Sid Gueran

Personal information
- Full name: Sidney Frederick Gueran
- Date of birth: 2 October 1916
- Place of birth: Grays, Essex, England
- Date of death: 18 September 1944 (aged 27)
- Place of death: Arnhem, German-occupied Netherlands
- Height: 5 ft 9 in (1.75 m)
- Position(s): Inside-right

Senior career*
- Years: Team / Apps / (Gls)
- 1935–1938: Arsenal / 0 / (0)
- 1935–1938: Margate
- 1936–1938: →Southampton (loan) / 3 / (0)
- 1938: Exeter City / 0 / (0)

= Sid Gueran =

English footballer (1916–1944)

Sidney Frederick Gueran (2 October 1916 – 18 September 1944) was an English footballer who made three first-team appearances for Southampton in 1937. His career was cut short when he was killed while serving with the British Army at the Battle of Arnhem, part of Operation Market Garden, in September 1944.

==Football career==
Gueran was born in Grays, Essex, before moving to Ramsgate as a child where he represented Ramsgate Schools. He joined Arsenal as an 18-year-old in May 1935 and was "farmed out" to play for Margate, Arsenal's nursery side.

Southampton's manager, Tom Parker (formerly an Arsenal player), used his connections to sign Gueran on loan in March 1936. Described as "a thoughtful and constructive inside-forward", Gueran spent most of his "Saints" career in the reserves, but was given a run-out in the first team in the last match of the 1936–37 season, when he replaced Wilf Mayer in a 3–0 defeat at home to Nottingham Forest.

Gueran made two further appearances in the opening matches of the next season, both defeats, before Arthur Holt took over at inside-right. Gueran then returned to reserve-team football, before being recalled by Arsenal in May 1938. A few weeks later, he was transferred permanently to Exeter City of the Third Division South, but failed to break into the first-team and "retired" from professional football later that year.

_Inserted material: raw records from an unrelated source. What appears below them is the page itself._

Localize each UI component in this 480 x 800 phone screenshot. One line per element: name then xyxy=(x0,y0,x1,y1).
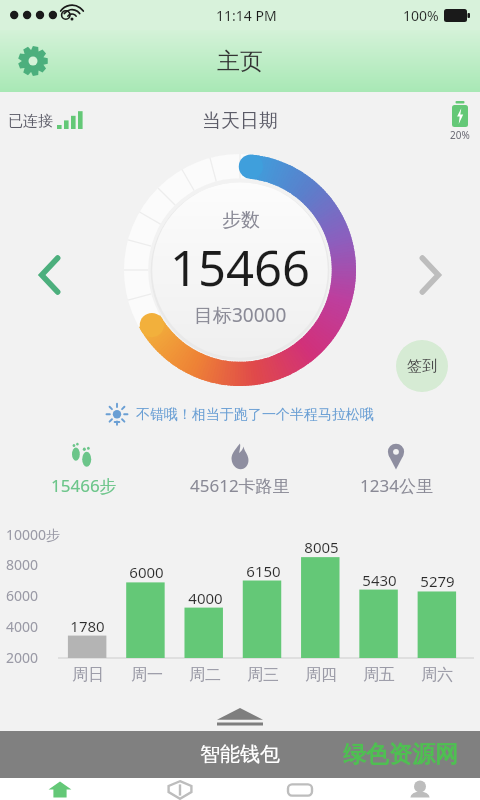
button[interactable]: 45612卡路里 xyxy=(162,430,318,508)
staticText: 8000 xyxy=(6,555,39,574)
staticText: 目标30000 xyxy=(194,302,287,328)
button[interactable]: 1234公里 xyxy=(318,430,474,508)
staticText: 已连接 xyxy=(8,112,53,131)
button[interactable]: 智能钱包 xyxy=(0,731,480,778)
staticText: 签到 xyxy=(407,357,437,376)
staticText: 6150 xyxy=(246,561,281,581)
staticText: 周三 xyxy=(247,665,279,685)
staticText: 周五 xyxy=(363,665,395,685)
staticText: 11:14 PM xyxy=(216,6,277,25)
button[interactable]: Settings xyxy=(10,38,56,84)
button[interactable]: 15466步 xyxy=(6,430,162,508)
staticText: 4000 xyxy=(188,588,223,608)
staticText: 100% xyxy=(403,6,439,25)
staticText: 主页 xyxy=(217,47,263,76)
staticText: 15466步 xyxy=(51,474,117,497)
staticText: 当天日期 xyxy=(202,109,278,133)
staticText: 4000 xyxy=(6,617,39,636)
staticText: 周日 xyxy=(72,665,104,685)
staticText: 10000步 xyxy=(6,525,61,544)
staticText: 1780 xyxy=(70,616,105,636)
staticText: 6000 xyxy=(129,562,164,582)
staticText: 不错哦！相当于跑了一个半程马拉松哦 xyxy=(136,406,374,424)
staticText: 5430 xyxy=(362,570,397,590)
staticText: 5279 xyxy=(420,571,455,591)
button[interactable]: Previous day xyxy=(28,253,72,297)
staticText: 45612卡路里 xyxy=(190,474,290,497)
staticText: 1234公里 xyxy=(360,474,433,497)
staticText: 8005 xyxy=(304,537,339,557)
staticText: 15466 xyxy=(170,234,311,301)
button[interactable]: Profile xyxy=(360,778,480,800)
staticText: 周一 xyxy=(131,665,163,685)
staticText: 周四 xyxy=(305,665,337,685)
button[interactable]: Collapse xyxy=(0,703,480,731)
button[interactable]: 签到 xyxy=(396,340,448,392)
staticText: 6000 xyxy=(6,586,39,605)
staticText: 绿色资源网 xyxy=(343,740,458,769)
staticText: 周二 xyxy=(189,665,221,685)
staticText: 2000 xyxy=(6,648,39,667)
staticText: 周六 xyxy=(421,665,453,685)
staticText: 步数 xyxy=(222,208,260,232)
button[interactable]: Home xyxy=(0,778,120,800)
button[interactable]: Cards xyxy=(240,778,360,800)
staticText: 智能钱包 xyxy=(200,742,280,767)
button[interactable]: Devices xyxy=(120,778,240,800)
staticText: 20% xyxy=(450,128,470,142)
button[interactable]: Next day xyxy=(408,253,452,297)
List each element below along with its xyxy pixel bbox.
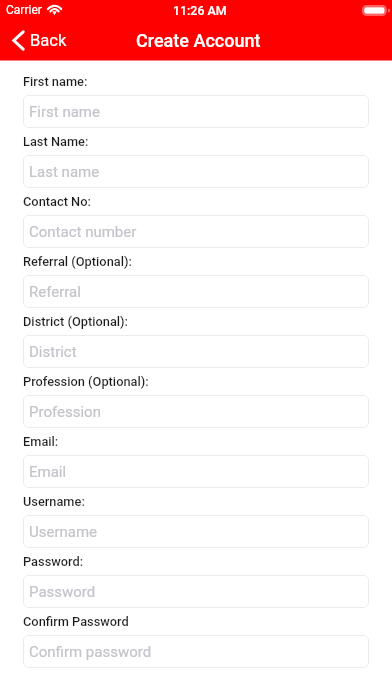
button[interactable]: District (23, 335, 369, 368)
button[interactable]: Confirm password (23, 635, 369, 668)
staticText: Password: (23, 554, 84, 569)
other: Back (12, 30, 25, 51)
button[interactable]: Password (23, 575, 369, 608)
button[interactable]: First name (23, 95, 369, 128)
staticText: Username (29, 523, 98, 541)
staticText: Password (29, 583, 96, 601)
staticText: Last Name: (23, 134, 89, 149)
staticText: Contact No: (23, 194, 91, 209)
button[interactable]: Email (23, 455, 369, 488)
staticText: Last name (29, 163, 100, 181)
staticText: District (29, 343, 77, 361)
staticText: Email (29, 463, 67, 481)
staticText: Profession (Optional): (23, 374, 149, 389)
staticText: Username: (23, 494, 85, 509)
staticText: 11:26 AM (173, 3, 227, 18)
staticText: Carrier (6, 3, 42, 17)
button[interactable]: Username (23, 515, 369, 548)
button[interactable]: Last name (23, 155, 369, 188)
staticText: Email: (23, 434, 59, 449)
staticText: Referral (29, 283, 81, 301)
button[interactable]: Referral (23, 275, 369, 308)
staticText: Profession (29, 403, 101, 421)
staticText: District (Optional): (23, 314, 128, 329)
other: Battery full (362, 5, 387, 16)
staticText: Referral (Optional): (23, 254, 132, 269)
button[interactable]: Back (0, 24, 79, 57)
staticText: Confirm Password (23, 614, 129, 629)
staticText: Confirm password (29, 643, 152, 661)
button[interactable]: Profession (23, 395, 369, 428)
staticText: Back (30, 31, 67, 50)
staticText: First name (29, 103, 100, 121)
staticText: Contact number (29, 223, 137, 241)
staticText: First name: (23, 74, 88, 89)
button[interactable]: Contact number (23, 215, 369, 248)
staticText: Create Account (136, 30, 261, 51)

==Later career and death==
On the outbreak of World War II, Gueran enlisted in the Royal Engineers as a sapper attached to the 1st Parachute Squadron. He took part in the North African Campaign and the Italian campaign, and was killed on the second day of the Battle of Arnhem near the Arnhem road bridge while inside the Van Limburg Stirum School. An account of his death was presented in the book Arnhem 1944: The Human Tragedy of the Bridge Too Far, told by Gueran's platoon leader, Lance-Sergeant Harold Padfield.

I went to Sapper Sid Gueran and set him up on a desk, so he could comfortably sit and cover a vital area to the west, through a porthole window. I was telling him the area I wanted him to cover but couldn't understand why I wasn't getting a response. When I turned towards him, he was sat upright – shot through the mouth. It must have been a stray bullet because I certainly didn't hear anything. I got hold of Joe Malley, who I had put in charge of this particular area, and we laid Sid on the floor, making sure his dog tags were around his neck. So this was the end of Sid, and by 0900 hrs [sic] on the Monday morning, I'd had my first casualty. It was upsetting, to lose someone so early on, because you weren't trained to lose people or deal with it when you did. But, you just have to get on with it.

He is commemorated on the Groesbeek Memorial in the Groesbeek Canadian War Cemetery.

==Note==
In all three of his first-team appearances for Southampton, Gueran played in front of defender Charlie Sillett, who was also killed on active service, in a U-boat attack on an allied convoy while serving with the Royal Navy in 1945.